Implement MulAdd() which may perform FMA rr::MulAdd(x, y, z) computes `x * y + z`, which may be fused into one 'fused' operation to produce a higher-precision result. AVX2 features FMA instructions which perform a Fused Multiply-Add using just one micro-operation and reducing latency compared to separate multiplication and addition. This corresponds directly with LLVM's fmuladd intrinsic: https://llvm.org/docs/LangRef.html#llvm-fmuladd-intrinsic The backend detects whether FMA is available and more efficient.
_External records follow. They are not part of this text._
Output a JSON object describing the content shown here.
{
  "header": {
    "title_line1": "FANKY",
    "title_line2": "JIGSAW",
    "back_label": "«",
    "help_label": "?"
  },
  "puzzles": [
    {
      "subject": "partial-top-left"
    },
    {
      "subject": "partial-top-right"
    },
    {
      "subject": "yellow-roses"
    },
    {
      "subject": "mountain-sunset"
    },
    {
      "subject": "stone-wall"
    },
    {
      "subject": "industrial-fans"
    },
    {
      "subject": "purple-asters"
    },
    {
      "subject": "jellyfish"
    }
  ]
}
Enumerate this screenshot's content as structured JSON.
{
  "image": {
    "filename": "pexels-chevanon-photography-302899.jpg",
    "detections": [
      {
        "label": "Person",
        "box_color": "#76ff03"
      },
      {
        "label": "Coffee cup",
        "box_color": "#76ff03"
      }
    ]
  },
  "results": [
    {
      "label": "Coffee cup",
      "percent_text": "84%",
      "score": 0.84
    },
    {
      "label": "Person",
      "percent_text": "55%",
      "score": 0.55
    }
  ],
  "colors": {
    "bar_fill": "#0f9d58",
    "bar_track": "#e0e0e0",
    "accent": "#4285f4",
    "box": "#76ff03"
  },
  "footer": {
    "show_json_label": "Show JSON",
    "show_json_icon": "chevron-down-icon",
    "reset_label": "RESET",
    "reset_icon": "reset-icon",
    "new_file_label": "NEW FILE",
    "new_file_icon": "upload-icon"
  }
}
Subzero currently does not support AVX2 so it always implements MulAdd() as just `a * b + c`. Bug: b/214591655 Change-Id: Ia5e0d0adc0933e212a2f3f289c2cb75ecdea37cc Reviewed-on: https://swiftshader-review.googlesource.com/c/SwiftShader/+/61848 Kokoro-Result: kokoro <noreply+kokoro@google.com> Tested-by: Nicolas Capens <nicolascapens@google.com> Reviewed-by: Alexis Hétu <sugoi@google.com>
diff --git a/src/Reactor/LLVMReactor.cpp b/src/Reactor/LLVMReactor.cpp index 9cadafc..b2faab9 100644 --- a/src/Reactor/LLVMReactor.cpp +++ b/src/Reactor/LLVMReactor.cpp
@@ -3159,6 +3159,12 @@ storeValue(replicate); } +RValue<Float4> MulAdd(RValue<Float4> x, RValue<Float4> y, RValue<Float4> z) +{ + auto func = llvm::Intrinsic::getDeclaration(jit->module.get(), llvm::Intrinsic::fmuladd, { T(Float4::type()) }); + return RValue<Float4>(V(jit->builder->CreateCall(func, { V(x.value()), V(y.value()), V(z.value()) }))); +} + RValue<Float4> Abs(RValue<Float4> x) { auto func = llvm::Intrinsic::getDeclaration(jit->module.get(), llvm::Intrinsic::fabs, { V(x.value())->getType() });
diff --git a/src/Reactor/Reactor.hpp b/src/Reactor/Reactor.hpp index 3b3d08b..f31304c 100644 --- a/src/Reactor/Reactor.hpp +++ b/src/Reactor/Reactor.hpp
@@ -2343,6 +2343,9 @@ RValue<Float4> operator+(RValue<Float4> val); RValue<Float4> operator-(RValue<Float4> val); +// Computes `x * y + z`, which may be fused into one operation to produce a higher-precision result. +RValue<Float4> MulAdd(RValue<Float4> x, RValue<Float4> y, RValue<Float4> z); + RValue<Float4> Abs(RValue<Float4> x); RValue<Float4> Max(RValue<Float4> x, RValue<Float4> y); RValue<Float4> Min(RValue<Float4> x, RValue<Float4> y);
diff --git a/src/Reactor/SubzeroReactor.cpp b/src/Reactor/SubzeroReactor.cpp index cfd3d3a..5c2e7e7 100644 --- a/src/Reactor/SubzeroReactor.cpp +++ b/src/Reactor/SubzeroReactor.cpp
@@ -3934,6 +3934,12 @@ storeValue(replicate); } +RValue<Float4> MulAdd(RValue<Float4> x, RValue<Float4> y, RValue<Float4> z) +{ + // TODO(b/214591655): Use FMA when available. + return x * y + z; +} + RValue<Float4> Abs(RValue<Float4> x) { // TODO: Optimize.